Daily Archives: November 20, 2019

Movie Review: Ford v Ferrari

I am not a gearhead and have never been particularly entranced by racing movies. Despite that from the first previews I was intrigued and fascinated by the trailers for Ford v Ferrari. The fact that the film was directed by James Mangold who also directed the terrific Logan only heightened my interest and listening the Cinema Junkie’s interview with Mangold only sealed the deal.

Given the subject matter instead of avoiding my local AMC Theater’s AMC Dolby auditorium with the vibration capable recliner I selected it to deliberately enhance the experience.
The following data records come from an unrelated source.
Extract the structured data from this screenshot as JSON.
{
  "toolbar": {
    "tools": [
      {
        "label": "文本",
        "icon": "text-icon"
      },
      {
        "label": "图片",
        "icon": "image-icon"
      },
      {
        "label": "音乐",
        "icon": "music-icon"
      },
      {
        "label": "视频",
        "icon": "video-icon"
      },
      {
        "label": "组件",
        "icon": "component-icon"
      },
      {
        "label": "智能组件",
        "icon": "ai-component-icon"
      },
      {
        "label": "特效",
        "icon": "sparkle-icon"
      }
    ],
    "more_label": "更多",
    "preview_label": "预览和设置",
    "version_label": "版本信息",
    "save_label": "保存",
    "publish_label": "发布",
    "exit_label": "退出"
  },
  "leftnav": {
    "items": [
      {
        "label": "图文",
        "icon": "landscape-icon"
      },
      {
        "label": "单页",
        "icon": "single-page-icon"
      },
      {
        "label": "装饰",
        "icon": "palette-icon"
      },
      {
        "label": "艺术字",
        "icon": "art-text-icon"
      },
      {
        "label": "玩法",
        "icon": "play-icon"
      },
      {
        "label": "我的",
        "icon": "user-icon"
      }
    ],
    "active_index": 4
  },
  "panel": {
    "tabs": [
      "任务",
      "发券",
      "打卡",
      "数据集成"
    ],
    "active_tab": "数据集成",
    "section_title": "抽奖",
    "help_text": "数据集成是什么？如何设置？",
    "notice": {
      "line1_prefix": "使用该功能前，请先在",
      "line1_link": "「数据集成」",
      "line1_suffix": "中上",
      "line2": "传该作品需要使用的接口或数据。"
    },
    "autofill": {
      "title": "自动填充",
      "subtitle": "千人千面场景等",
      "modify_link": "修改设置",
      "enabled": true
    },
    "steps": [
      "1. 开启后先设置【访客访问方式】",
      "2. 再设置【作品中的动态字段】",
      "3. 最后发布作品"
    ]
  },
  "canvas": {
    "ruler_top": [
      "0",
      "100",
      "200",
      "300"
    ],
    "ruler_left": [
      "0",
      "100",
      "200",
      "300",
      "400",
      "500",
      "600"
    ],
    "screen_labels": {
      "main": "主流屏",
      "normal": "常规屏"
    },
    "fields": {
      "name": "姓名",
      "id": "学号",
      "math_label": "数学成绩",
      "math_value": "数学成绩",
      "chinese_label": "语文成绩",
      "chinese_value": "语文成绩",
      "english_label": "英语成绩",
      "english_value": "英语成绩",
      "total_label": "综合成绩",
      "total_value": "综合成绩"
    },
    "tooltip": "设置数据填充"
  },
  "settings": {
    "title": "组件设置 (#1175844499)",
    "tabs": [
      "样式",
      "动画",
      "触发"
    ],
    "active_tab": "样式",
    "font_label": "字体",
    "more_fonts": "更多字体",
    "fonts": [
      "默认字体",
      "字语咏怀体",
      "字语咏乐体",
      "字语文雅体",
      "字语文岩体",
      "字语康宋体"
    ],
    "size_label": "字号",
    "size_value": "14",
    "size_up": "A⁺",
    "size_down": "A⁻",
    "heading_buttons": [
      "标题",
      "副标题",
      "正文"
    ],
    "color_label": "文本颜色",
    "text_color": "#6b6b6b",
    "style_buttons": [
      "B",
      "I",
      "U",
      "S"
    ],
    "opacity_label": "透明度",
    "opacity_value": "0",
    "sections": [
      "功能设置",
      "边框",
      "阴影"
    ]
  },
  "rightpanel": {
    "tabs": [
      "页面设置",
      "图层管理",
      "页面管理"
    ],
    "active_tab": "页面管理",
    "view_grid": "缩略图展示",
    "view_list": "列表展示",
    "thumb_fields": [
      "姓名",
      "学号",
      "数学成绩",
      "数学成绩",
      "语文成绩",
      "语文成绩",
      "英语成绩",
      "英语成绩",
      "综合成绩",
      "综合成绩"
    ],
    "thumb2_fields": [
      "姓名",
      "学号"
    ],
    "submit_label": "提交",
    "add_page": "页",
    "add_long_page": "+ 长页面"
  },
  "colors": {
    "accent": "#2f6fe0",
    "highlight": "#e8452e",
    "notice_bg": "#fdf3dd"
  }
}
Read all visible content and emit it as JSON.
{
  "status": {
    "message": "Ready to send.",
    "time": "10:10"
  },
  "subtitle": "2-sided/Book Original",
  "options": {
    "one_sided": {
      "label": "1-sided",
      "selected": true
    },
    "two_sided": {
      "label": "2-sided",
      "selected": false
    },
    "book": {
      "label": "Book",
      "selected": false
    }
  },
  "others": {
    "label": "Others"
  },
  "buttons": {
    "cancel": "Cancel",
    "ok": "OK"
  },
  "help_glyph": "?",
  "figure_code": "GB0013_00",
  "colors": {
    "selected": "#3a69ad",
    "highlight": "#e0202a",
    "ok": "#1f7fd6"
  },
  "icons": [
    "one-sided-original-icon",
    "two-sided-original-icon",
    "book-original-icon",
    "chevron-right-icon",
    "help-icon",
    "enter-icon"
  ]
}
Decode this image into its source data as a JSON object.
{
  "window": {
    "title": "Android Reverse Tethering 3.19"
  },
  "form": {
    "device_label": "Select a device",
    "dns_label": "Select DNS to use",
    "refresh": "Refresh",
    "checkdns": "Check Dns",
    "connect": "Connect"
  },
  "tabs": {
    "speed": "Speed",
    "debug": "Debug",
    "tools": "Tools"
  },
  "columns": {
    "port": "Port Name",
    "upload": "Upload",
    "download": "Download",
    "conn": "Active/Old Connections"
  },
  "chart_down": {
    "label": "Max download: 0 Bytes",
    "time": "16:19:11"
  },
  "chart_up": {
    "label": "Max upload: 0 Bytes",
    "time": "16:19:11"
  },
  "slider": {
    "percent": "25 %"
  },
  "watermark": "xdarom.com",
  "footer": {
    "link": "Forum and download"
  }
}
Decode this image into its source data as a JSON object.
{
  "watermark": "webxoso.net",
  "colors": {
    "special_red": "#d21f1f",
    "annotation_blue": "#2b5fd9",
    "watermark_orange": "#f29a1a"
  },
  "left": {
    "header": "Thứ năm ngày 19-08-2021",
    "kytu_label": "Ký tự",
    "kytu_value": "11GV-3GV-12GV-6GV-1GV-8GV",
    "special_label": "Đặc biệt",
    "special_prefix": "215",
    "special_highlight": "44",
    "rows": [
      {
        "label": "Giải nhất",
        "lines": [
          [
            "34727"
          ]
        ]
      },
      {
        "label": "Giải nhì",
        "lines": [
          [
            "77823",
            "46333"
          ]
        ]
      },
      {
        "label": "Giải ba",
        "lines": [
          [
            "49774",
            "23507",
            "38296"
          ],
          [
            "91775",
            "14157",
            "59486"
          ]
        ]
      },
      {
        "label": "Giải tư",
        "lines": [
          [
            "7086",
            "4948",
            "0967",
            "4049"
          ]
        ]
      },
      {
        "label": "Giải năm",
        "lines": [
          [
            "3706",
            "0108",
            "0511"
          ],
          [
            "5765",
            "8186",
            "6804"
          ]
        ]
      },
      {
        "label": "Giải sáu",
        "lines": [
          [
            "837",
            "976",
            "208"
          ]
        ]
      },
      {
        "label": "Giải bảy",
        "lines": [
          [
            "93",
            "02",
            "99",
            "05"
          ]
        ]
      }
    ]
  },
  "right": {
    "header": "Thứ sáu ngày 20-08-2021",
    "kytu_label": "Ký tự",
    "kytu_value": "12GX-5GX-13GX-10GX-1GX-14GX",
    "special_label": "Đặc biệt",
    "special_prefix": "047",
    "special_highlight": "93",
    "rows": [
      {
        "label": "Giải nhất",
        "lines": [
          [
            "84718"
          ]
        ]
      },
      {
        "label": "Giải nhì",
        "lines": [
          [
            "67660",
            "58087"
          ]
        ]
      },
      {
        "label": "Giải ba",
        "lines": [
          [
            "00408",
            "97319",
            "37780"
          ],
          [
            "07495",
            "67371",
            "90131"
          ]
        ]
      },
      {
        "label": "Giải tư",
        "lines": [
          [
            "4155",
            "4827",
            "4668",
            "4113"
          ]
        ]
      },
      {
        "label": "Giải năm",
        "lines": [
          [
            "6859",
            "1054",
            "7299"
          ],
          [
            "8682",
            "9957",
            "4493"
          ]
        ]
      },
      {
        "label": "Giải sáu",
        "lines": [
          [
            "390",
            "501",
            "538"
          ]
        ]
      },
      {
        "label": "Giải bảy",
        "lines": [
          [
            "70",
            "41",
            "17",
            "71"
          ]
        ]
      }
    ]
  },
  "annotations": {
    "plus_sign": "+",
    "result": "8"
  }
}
So how did all this sort out?

Pretty damn well.

Ford v Ferrari is not principally about the racing it is about the people. It is a story concerned with the timeless themes of loyalty, friendship, and the passion that drives people. Centered on the relationship between Carroll Shelby (Matt Damon) former racecar driver and La Mans champion and mercurial Ken Miles an uncompromising dedicated British driver with terrible interpersonal skill as they attempt to take an American team from the Ford motor corporation to the winner’s circle at the 24 hours race at Le Mans. Along the way they battle each other, corporate politics, backstabbing, and the cruel equations of physics while challenged by the world’s foremost automotive engineers at Ferrari.

Each man, Shelby and Miles, battles personal demons that threaten to destroy their victory, and each grows out of the conflict, expanding their character and deepening their friendship. Along the way a host of iconic historic characters, Lee Iacocca and Henry Ford II among them both hinder and assist them in the nearly impossible quest. As I stated at the top of this piece I am not a gear head and never had any interest in the mechanical and yet the script and Mangold’s fine direction made it so not only I could follow the technical details and challenges the team face but I understood them well enough that dramatic impact came through when the film left no time for exposition.

For this screening the Dolby at AMC experience worked perfectly. Last year I watched A Quiet Place in the same auditorium and the vibration of the seats disrupted by immersion into that horror film, jolting me back into my reality out of the story’s but here it buried me into the experience, bring me just that much closer to the character’s environment.

Overall this was a great film to watch in the theater and one that even if you have little or no interest in racing you should see.